Experimental design
This study was attained under the approval of the state committee on animal ethics, Shiraz University, Shiraz, Iran. Also, the testimonial of the European Council Directive (86/ 609/ EC) of November 24, 1980, regarding the standards in the protection of animals for experimental goals were followed.
Twenty-four adult female Sprague Dawley rats (200 ± 20 g) purchased from Comparative and Experimental Center of Medical Sciences Department of Shiraz Medical University. Animals with regular reproductive cycle (following 3 cycles checking), were selected and randomly dispensed into four groups as control (C) (received distill water), Treatment- Control (TC) (received 40 mg/kg hydroalcoholic extract of spearmint + 200 mg/kg flaxseed extract for 30 days by gavage). PCOS was induced in the next two groups, PCOS group, and Treatment group (T) by a single intramuscular injection of estradiol valerate (4 mg/rat). The treatment group received 40 mg/kg spearmint extract + 200 mg/kg flaxseed extract for 30 days by gavage, 7 weeks after injection of estradiol valerate, while PCOS group received distilled water during the same period. Animals were kept in the standard polypropylene cages at 20 -22 ˚C, 38% humidity and 12/12 hour light/dark cycle, fed with a standard pellet diet and had free access to tap water.
Preparation of hydroalcoholic extract of spearmint and flaxseed:
Fresh spearmint and flaxseed were purchased from a local market source in Shiraz. The plants' qualities were confirmed by a botanist in the biology department. After clearing and drying, the spearmint was completely ground; the resulting powder was placed in 70% alcohol for 72 hours. After straightening with filter paper, the rotary machine was used to concentrate extract under reduced pressure. The resultant semi-solid extract put into a lyophilizer machine for 24 hours in order to make a powder. The same procedure was used for flaxseed after grinding of the seeds.
Monitoring of reproductive cycle
In rats, the reproductive cycle lasts approximately 4-5 days. The characteristic of each cycle was based on the ratio of the three types of cells which are including; cornified, leukocytes and epithelial [25]. The reproductive cycle of rats was monitored through vaginal smear according to the method described by Caligioni (2009) for two weeks before the selection of rats for the experiment (only rats with regular cycles were selected) and also was checked during the last 8 days of the experiment (from day 85 of the experiment) (Fig.1).
Induction of PCOS and treatment
PCOS was induced in two groups (treatment and PCOS groups) of rats with regular estrous cycles 7 weeks after a single intramuscular injection of 4 mg of estradiol valerate/rat dissolved in 0.2 ml of sesame oil [26, 27].

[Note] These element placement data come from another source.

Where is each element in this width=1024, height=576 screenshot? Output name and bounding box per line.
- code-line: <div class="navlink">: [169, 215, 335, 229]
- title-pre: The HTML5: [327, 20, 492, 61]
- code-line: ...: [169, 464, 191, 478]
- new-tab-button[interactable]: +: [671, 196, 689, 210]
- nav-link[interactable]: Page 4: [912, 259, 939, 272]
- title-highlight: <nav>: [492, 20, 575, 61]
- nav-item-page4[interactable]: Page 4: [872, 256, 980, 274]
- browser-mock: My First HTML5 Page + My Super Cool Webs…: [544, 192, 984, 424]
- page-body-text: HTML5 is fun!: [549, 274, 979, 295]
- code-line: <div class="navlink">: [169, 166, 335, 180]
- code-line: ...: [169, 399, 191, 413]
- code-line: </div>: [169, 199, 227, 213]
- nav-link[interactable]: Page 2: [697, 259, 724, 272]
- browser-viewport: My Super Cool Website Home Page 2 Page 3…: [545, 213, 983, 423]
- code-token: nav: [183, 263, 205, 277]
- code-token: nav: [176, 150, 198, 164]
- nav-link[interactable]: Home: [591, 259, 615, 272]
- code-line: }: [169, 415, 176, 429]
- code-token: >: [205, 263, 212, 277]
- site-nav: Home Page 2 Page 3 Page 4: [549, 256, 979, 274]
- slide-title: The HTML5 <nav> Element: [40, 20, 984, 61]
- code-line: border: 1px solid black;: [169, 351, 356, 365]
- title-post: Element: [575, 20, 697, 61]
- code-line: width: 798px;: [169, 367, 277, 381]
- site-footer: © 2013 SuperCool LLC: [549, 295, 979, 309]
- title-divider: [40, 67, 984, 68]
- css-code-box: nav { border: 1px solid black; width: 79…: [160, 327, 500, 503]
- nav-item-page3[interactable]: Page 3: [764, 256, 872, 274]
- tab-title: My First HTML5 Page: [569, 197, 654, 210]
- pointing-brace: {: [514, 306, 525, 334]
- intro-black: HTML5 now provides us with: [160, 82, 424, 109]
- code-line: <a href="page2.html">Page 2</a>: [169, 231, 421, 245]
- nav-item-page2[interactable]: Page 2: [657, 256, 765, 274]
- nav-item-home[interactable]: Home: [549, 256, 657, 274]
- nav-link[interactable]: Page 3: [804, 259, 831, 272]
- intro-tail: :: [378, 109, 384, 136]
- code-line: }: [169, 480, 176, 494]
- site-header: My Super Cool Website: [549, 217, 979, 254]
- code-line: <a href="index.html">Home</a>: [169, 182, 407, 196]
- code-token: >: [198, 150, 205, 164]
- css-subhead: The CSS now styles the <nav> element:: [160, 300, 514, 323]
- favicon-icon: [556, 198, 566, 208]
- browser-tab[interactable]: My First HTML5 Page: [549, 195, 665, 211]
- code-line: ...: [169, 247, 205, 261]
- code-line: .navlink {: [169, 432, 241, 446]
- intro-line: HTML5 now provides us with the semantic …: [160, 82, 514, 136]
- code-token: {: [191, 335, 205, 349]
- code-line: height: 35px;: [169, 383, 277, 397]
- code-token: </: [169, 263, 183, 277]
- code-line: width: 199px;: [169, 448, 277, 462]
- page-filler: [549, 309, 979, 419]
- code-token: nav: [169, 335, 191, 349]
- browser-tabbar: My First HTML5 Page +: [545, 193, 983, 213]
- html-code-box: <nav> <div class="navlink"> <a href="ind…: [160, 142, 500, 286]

Blood sampling and histological study
During the last week of treatment, again the reproductive cycle of all rats assessed. On day 93 (the last day of the experiment) rats were anesthetized by 2 % diethyl ether-saturated cotton ball in a chamber for 3–5 min., and euthanized by whole blood collection through heart puncture, and sera were used for measuring hormones including estrogen, progesterone, testosterone, and dehydroepiandrosterone (DHEA).
Ovaries were dissected out and subjected to histomorphometric study after fixation and tissue processing. Serial sections of ovaries were prepared at a thickness of 7 µm and stained with hematoxylin and eosin and the same section of all ovaries was selected for histological study. Different types of follicles including; primary, preantral, antral and cystic were evaluated under a light microscope (CX21 OLYMPUS, Japan) and were photographed by an adjusted digital camera (AM423U Eyepiece camera, Dino- Eye Taiwan). Granulosa and theca layer in different follicles were measured also follicle diameter was evaluated. Furthermore, the number of primary, preantral, antral and cystic follicles was measured by Dino Capture 2.0.
Hormone assay
The hormones including testosterone, estrogen, progesterone, and DHEA in serum were measured by the ELISA method using ELISA reader (Monobind, Inc. lake Forest, CA (92630) USA.
Statistical analysis
All results are presented as Mean ± standard error of the mean (Mean ± SEM). Statistical analysis was performed by (SPSS-24.0). Statistical differences between groups were compared with (one-way ANOVA). Pair group comparison was measured by the LSD test. Statistical significance was set at P<0.05.